DOMRADIO.DE: Unter den Kirchenfrauen ist auch die Protestantin Ursula Schafmeister. Was sind ihre Verdienste?
Bellem: Für Ursula Schafmeister gibt es seit März 2025 einen FrauenOrt in Bochum. Sie war die erste evangelische Pfarrerin in Bochum und hat sich vor allem in den 1970er Jahren stark dafür eingesetzt, dass Frauen und Männer in der evangelischen Kirche in Westfalen gleichgestellt sind, gleichberechtigt werden. Ihr und ihren Mitstreiterinnen war es nicht genug, Vikarinnen zu sein. Das reichte ihnen nicht an Befugnissen und an Berechtigungen. Sie haben lange gekämpft, bis sie dann die erste evangelische Pfarrerin wurde. Das ist etwas ganz Besonderes – ein Meilenstein für Frauen im Allgemeinen und für Bochum im Besonderen. Deswegen hat Ursula Schafmeister jetzt in Bochum ihren eigenen Erinnerungsort.
DOMRADIO.DE: Das Projekt FrauenOrte ist noch im Werden begriffen. Welche Reaktionen haben Sie dort bekommen, wo die Orte schon realisiert sind?

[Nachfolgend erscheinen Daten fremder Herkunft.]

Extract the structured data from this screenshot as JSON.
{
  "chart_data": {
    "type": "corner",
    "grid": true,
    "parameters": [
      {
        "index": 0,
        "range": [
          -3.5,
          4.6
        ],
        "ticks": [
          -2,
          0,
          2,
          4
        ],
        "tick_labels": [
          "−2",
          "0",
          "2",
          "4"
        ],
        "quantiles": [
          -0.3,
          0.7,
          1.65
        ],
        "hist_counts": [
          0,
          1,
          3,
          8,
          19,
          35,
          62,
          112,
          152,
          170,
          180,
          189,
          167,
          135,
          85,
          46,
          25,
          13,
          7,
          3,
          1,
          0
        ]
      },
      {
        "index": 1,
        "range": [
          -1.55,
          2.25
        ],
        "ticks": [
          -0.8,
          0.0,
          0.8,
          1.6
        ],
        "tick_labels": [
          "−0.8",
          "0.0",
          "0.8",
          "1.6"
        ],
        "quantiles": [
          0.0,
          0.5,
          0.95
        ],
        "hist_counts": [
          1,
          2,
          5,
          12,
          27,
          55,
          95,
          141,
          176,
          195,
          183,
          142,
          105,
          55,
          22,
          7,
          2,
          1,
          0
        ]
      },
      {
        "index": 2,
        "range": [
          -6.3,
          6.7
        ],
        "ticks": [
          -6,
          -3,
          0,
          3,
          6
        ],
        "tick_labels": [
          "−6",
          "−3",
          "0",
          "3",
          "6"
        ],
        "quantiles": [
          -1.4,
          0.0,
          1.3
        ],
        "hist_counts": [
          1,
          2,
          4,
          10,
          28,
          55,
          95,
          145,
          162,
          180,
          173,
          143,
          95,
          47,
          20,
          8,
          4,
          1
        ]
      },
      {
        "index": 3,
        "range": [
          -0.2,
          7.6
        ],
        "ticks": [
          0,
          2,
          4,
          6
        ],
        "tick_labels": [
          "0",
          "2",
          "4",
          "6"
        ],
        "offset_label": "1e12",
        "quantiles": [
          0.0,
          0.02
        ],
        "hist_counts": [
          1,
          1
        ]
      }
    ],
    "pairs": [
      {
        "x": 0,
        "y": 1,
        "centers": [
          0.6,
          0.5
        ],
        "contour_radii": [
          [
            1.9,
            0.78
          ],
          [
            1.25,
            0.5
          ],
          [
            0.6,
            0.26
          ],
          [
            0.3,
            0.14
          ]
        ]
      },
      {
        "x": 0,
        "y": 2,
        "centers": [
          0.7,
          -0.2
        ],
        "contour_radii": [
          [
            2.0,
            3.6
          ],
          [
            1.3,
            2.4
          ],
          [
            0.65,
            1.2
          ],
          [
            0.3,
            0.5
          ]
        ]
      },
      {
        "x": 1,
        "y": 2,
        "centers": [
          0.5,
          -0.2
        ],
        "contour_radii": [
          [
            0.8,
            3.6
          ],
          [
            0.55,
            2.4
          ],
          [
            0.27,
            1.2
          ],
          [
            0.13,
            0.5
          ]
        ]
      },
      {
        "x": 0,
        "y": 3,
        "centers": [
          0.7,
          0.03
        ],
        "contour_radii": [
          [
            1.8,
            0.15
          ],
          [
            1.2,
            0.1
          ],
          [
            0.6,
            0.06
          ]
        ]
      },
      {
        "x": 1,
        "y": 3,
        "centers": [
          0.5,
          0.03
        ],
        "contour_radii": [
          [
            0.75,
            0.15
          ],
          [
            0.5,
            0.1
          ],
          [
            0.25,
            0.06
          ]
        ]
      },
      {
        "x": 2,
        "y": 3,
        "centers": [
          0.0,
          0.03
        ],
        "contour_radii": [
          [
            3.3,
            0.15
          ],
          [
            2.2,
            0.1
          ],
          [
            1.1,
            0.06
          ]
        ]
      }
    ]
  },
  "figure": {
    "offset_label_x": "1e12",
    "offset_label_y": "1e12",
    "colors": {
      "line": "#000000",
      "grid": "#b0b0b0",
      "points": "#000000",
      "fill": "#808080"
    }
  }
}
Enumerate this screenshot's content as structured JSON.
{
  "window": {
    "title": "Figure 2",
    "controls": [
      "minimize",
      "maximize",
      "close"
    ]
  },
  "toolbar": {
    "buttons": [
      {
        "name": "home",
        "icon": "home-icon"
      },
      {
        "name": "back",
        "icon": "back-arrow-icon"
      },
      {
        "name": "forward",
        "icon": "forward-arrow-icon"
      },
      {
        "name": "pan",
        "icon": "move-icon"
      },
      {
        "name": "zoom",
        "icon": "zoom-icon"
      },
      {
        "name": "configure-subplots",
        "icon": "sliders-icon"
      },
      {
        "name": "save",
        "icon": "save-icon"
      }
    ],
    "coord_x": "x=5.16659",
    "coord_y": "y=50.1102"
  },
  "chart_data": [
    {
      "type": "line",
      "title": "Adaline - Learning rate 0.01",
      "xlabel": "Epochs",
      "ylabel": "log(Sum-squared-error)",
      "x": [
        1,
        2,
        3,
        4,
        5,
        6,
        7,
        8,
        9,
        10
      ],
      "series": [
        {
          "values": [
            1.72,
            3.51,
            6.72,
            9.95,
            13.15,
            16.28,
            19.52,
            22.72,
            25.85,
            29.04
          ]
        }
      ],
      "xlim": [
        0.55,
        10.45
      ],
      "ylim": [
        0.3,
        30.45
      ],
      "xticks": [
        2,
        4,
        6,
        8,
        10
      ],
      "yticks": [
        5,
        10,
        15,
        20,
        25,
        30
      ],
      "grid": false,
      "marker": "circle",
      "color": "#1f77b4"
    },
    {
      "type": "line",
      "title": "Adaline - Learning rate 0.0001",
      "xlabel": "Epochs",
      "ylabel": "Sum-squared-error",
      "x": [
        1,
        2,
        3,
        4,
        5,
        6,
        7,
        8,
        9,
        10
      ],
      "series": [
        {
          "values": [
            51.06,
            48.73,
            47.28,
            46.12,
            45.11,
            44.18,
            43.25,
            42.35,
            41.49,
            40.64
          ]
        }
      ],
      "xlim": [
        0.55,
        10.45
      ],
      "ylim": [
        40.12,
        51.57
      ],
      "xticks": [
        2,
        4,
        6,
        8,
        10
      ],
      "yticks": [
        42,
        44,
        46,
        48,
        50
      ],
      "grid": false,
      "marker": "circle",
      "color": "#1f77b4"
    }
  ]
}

Bellem: Dieses Projekt erfährt wirklich universelle Liebe. Wir haben keinerlei Kritik bekommen, im Gegenteil können sich viele damit identifizieren. Die meisten finden, dass Menschen, die etwas geleistet haben, dafür auch gewürdigt werden sollen und sehen ein, dass Frauen in dieser Hinsicht viel zu kurz gekommen sind. Das sehen wir übrigens auch jeden Tag im Straßenbild: Nur zehn Prozent aller Straßen, die nach Menschen benannt sind, tragen einen Frauennamen. Bei Denkmälern und Statuen bewegen sich die Prozentsätze sogar nur im einstelligen Bereich. Dass wir auf diesen Missstand reagieren, nehmen die meisten Leute wahr und honorieren es auch.
DOMRADIO.DE: Was, wünschen Sie sich, sollen die FrauenOrte NRW bewirken?
Bellem: Die FrauenOrte NRW sollen im Idealfall bewirken, dass die Geschichtsschreibung korrigiert wird. Sie sollen den vielen Frauen den Platz in der Geschichte verschaffen, den sie verdient haben. Weil sie nämlich Wichtiges dazu beigetragen haben – im Großen wie im Kleinen. Das sollte sich in den Geschichtsbüchern genauso niederschlagen wie im Geschichtsunterricht. Zum anderen wollen wir schlicht Gerechtigkeit. Über die FrauenOrte bilden wir gerechter die Leistung von Menschen für die Geschichtsschreibung unseres Bundeslandes ab. Das macht sich dann auch im Straßenbild bemerkbar, wenn die Leute sich über die Stelen oder Infotafeln über solche Frauen informieren können. Im Idealfall verknüpft sich der Name der jeweiligen Frau dann genauso selbstverständlich mit einem Ort, mit einer Kommune, mit einer Stadt, wie es bei vielen Männernamen längst der Fall ist.
Das Interview führte Hilde Regeniter.